Of course, it hasn’t been easy. Institutional reform has always been difficult in Japan. Like most cultural change issues, it all comes down to history. Many long-term Japan-watchers have told me that Japanese and Chinese leaders have a different view of history. This permeates politics as well as economic management. Japan is an island state. Throughout its history, when isolated – politically and geographically – its leaders had nowhere else to run. There was no chance of retreat. It was all or nothing. A leader must go forth or else all is lost. By contrast, China is a big terrain. Leaders who are defeated could always hide in another province or Mongolia, and wait to fight another day. They could wait out big problems in a strategic fashion. Accordingly, Koizumi should be given some credit for getting some reforms through – both political and economic – in a relatively short space of time.

What does this all mean for Australia? Mostly, it’s been good news.
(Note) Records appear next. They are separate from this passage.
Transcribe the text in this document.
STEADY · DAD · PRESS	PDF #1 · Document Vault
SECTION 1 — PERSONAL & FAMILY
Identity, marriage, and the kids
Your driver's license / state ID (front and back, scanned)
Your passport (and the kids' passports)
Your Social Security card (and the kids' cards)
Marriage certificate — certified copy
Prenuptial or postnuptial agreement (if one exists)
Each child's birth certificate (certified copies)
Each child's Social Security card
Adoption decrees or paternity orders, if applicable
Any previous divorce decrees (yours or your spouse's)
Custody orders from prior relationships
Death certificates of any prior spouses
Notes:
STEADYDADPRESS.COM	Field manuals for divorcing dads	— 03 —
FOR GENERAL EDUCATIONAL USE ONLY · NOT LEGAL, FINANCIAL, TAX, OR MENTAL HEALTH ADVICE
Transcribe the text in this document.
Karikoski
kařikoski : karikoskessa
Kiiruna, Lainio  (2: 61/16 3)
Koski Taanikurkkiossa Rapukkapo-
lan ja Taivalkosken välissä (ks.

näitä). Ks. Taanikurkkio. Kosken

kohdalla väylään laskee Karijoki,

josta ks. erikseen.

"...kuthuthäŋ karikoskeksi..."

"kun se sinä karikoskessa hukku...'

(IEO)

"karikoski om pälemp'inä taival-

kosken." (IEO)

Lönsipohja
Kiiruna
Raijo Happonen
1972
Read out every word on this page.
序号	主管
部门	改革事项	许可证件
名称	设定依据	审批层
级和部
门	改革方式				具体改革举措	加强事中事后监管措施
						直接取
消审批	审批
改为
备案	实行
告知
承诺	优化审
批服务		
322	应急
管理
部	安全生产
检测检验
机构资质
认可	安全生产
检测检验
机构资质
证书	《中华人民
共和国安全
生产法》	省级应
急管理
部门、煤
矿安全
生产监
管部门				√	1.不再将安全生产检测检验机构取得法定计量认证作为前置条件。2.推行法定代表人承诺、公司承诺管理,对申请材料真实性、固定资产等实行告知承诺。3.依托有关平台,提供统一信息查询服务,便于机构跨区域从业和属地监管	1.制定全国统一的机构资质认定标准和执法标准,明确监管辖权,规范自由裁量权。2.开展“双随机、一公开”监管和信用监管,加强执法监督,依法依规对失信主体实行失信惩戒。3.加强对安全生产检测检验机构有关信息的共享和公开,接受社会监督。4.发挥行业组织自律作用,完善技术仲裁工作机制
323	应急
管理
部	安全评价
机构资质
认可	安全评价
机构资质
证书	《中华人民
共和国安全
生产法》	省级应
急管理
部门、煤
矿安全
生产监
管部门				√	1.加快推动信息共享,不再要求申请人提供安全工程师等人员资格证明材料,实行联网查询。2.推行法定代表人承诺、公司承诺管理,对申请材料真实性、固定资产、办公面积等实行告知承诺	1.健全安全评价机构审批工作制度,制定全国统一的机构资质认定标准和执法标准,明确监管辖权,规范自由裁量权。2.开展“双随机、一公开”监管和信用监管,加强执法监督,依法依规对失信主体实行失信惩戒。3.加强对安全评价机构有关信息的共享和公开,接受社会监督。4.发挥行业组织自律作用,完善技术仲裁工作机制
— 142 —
Firstly, economic growth in Japan is good news for the region as a whole, due to the nature of intra-Asian trade, and this is ultimately good news for Australia (given our reliance on Asian markets for our exports – with Japan accounting for nearly 18 per cent of all our goods and services exports on its own).

Secondly, reform and openness in Japan itself from “Koizuminomics” has helped Australian companies to build a presence within the Japanese market itself and has also helped build exporter markets for our producers of advanced manufactures and knowledge based services. In fact, in many ways, Australia’s trade composition with China now resembles our trade patterns with Japan when the latter was industrialising in the 1950s and 1960s. And now that Japan has become richer and a more mature market, our export mix is tending more towards more knowledge based services, and niche exporters in industries like food and beverages.

As Australia’s senior trade commissioner in Tokyo, Phil Ingram says: “The game has totally changed now; it’s about getting small businesses – many of them – new exporters, into the right nooks and crannies in the enormous, wealthy, sophisticated Japanese consumer market. Over the past year, we have seen an enormous up take of opportunities by Australian companies who are totally new to the Japanese market.”

Thirdly, the Koizumi reforms have helped Australia to take advantage of Japan’s unique demographics and resulting opportunities in services and the exports of ‘well-being’ products. Sectors that had previously been closed – such as health and education, recreation and leisure – are now opening up and are coupled with an ageing Japanese population looking for longer lifestyle options in the sunshine of Queensland or clean air and open spaces of Tasmania.

In conclusion, Japan is still Australia’s number one export destination, and even with the amazing rise of China it will continue to be an important economic partner for Australian and a key global economic player – particularly in the Asia Pacific region. Accordingly, the events after the departure of Junichiro Koizumi will be watched closely by Australian exporters who will be hopeful that some key aspects of the Koizumi economic legacy will be preserved.  We may hear a little less of Elvis on the juke box in Tokyo but a little less conservation and plenty of action on the trade front will ensure a bright future for Australian exporters in the land of the rising sun.